Am Beispiel des Euro-Rettungsschirms prangert er die Durchbrechung eines weiteren Prinzips nach Eucken an, nämlich das Auseinanderfallen von Entscheidung und Haftung. Dabei sind seine Aussagen für manchen sicher unbequem, wenn er gestützt auf Argumente und historische Erfahrungen den Standpunkt vertritt, die Europäische Währungsunion habe in ihrer jetzigen Konstruktion – ohne Zentralregierung samt der nötigen Durchgriffsrechte – keine Zukunft.

Auch beim Thema Migrationspolitik lässt Linnemann es nicht an Entschiedenheit mangeln. Er fordert Kontrollen und Steuerung bereits an den EU-Außengrenzen. Weltweit unmissverständlich müsse das Signal gesendet werden, dass nur diejenigen ein Bleiberecht haben, die erwiesenermaßen schutzbedürftig sind.
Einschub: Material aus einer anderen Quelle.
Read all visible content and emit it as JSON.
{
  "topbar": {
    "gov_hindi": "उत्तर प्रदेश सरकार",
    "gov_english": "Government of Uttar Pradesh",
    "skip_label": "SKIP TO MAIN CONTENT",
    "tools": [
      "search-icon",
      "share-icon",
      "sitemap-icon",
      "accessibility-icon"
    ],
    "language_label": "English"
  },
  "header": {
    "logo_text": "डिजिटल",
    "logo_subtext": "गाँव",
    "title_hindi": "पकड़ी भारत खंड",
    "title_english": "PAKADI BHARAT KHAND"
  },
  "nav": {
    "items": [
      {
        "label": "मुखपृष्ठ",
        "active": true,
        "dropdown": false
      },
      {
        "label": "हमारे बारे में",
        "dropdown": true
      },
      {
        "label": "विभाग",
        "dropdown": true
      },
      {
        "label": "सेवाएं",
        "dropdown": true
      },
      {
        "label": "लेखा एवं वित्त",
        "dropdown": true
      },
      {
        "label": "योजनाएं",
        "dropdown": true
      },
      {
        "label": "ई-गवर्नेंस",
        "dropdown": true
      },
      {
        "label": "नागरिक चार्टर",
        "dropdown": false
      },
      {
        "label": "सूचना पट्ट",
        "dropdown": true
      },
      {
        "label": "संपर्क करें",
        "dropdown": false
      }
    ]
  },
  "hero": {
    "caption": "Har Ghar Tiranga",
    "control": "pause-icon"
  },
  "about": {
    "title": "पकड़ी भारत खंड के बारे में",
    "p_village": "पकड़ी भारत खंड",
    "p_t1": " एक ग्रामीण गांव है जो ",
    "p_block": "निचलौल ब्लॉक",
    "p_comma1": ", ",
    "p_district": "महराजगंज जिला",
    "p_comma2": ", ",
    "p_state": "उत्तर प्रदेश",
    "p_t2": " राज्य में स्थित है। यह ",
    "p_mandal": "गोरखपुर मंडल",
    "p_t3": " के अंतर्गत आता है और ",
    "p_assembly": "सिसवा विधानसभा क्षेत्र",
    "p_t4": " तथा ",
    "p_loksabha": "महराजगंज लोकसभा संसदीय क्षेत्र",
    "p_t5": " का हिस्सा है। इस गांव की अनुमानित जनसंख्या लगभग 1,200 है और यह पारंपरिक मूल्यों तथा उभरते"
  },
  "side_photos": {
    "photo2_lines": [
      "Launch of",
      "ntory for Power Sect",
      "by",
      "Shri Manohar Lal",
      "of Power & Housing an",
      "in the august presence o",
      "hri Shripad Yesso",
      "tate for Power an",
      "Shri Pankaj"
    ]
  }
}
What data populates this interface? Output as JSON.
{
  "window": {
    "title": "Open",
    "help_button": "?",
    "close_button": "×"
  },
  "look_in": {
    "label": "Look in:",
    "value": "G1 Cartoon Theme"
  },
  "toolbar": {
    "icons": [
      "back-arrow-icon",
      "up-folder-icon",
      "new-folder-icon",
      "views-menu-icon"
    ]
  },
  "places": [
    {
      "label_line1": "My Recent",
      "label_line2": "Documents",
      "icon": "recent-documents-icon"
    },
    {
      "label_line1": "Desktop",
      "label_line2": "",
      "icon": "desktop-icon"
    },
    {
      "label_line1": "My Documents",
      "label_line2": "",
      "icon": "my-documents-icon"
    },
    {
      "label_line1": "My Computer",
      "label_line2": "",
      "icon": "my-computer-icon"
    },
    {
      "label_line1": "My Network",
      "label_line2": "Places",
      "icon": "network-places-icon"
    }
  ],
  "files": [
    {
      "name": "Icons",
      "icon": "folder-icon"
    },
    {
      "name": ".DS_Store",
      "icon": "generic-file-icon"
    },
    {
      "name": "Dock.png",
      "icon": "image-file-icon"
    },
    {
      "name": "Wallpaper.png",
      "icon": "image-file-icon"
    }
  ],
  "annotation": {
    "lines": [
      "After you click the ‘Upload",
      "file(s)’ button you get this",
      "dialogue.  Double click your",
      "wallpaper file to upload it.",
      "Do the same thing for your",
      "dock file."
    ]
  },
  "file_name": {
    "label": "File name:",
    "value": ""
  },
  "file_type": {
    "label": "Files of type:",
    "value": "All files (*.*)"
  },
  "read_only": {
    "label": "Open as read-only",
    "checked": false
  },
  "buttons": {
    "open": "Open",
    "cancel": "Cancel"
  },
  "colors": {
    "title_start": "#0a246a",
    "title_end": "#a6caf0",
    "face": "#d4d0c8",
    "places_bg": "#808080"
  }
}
Und das heißt bei Linnemann im Klartext: „Wer illegal die Grenzen der EU überschreitet, macht sich strafbar.“ Da allerdings die Sicherung der EU-Außengrenzen nicht funktioniere, „müssen wir Melde- und Transitzonen an unseren nationalen Grenzen vorhalten“, schreibt er.

„Politik muss besser werden“

Was Carsten Linnemann zu Papier gebracht hat, ist anschaulich, gut lesbar und authentisch. Er ist seit Jahren an verantwortlicher Stelle im Politikbetrieb dabei und weiß, wovon er spricht. „Politik muss besser werden“, heißt es fordernd auf dem Cover seines Buches. Linnemann lässt keinen Zweifel daran, dass diese Verbesserung eine notwendige Bedingung ist, um das Vertrauen der Bürger in die Politik und die parlamentarische Demokratie zurückzugewinnen. Man kann dem Autor und Politiker nur viel Courage wünschen beim Standhaftbleiben in unserem oft von Opportunismus geprägten politischen System.

Carsten Linnemann, „Die machen eh, was sie wollen“. Wut, Frust, Unbehagen. Politik muss besser werden, Herder-Verlag, Freiburg im Breisgau 2017, 166 Seiten.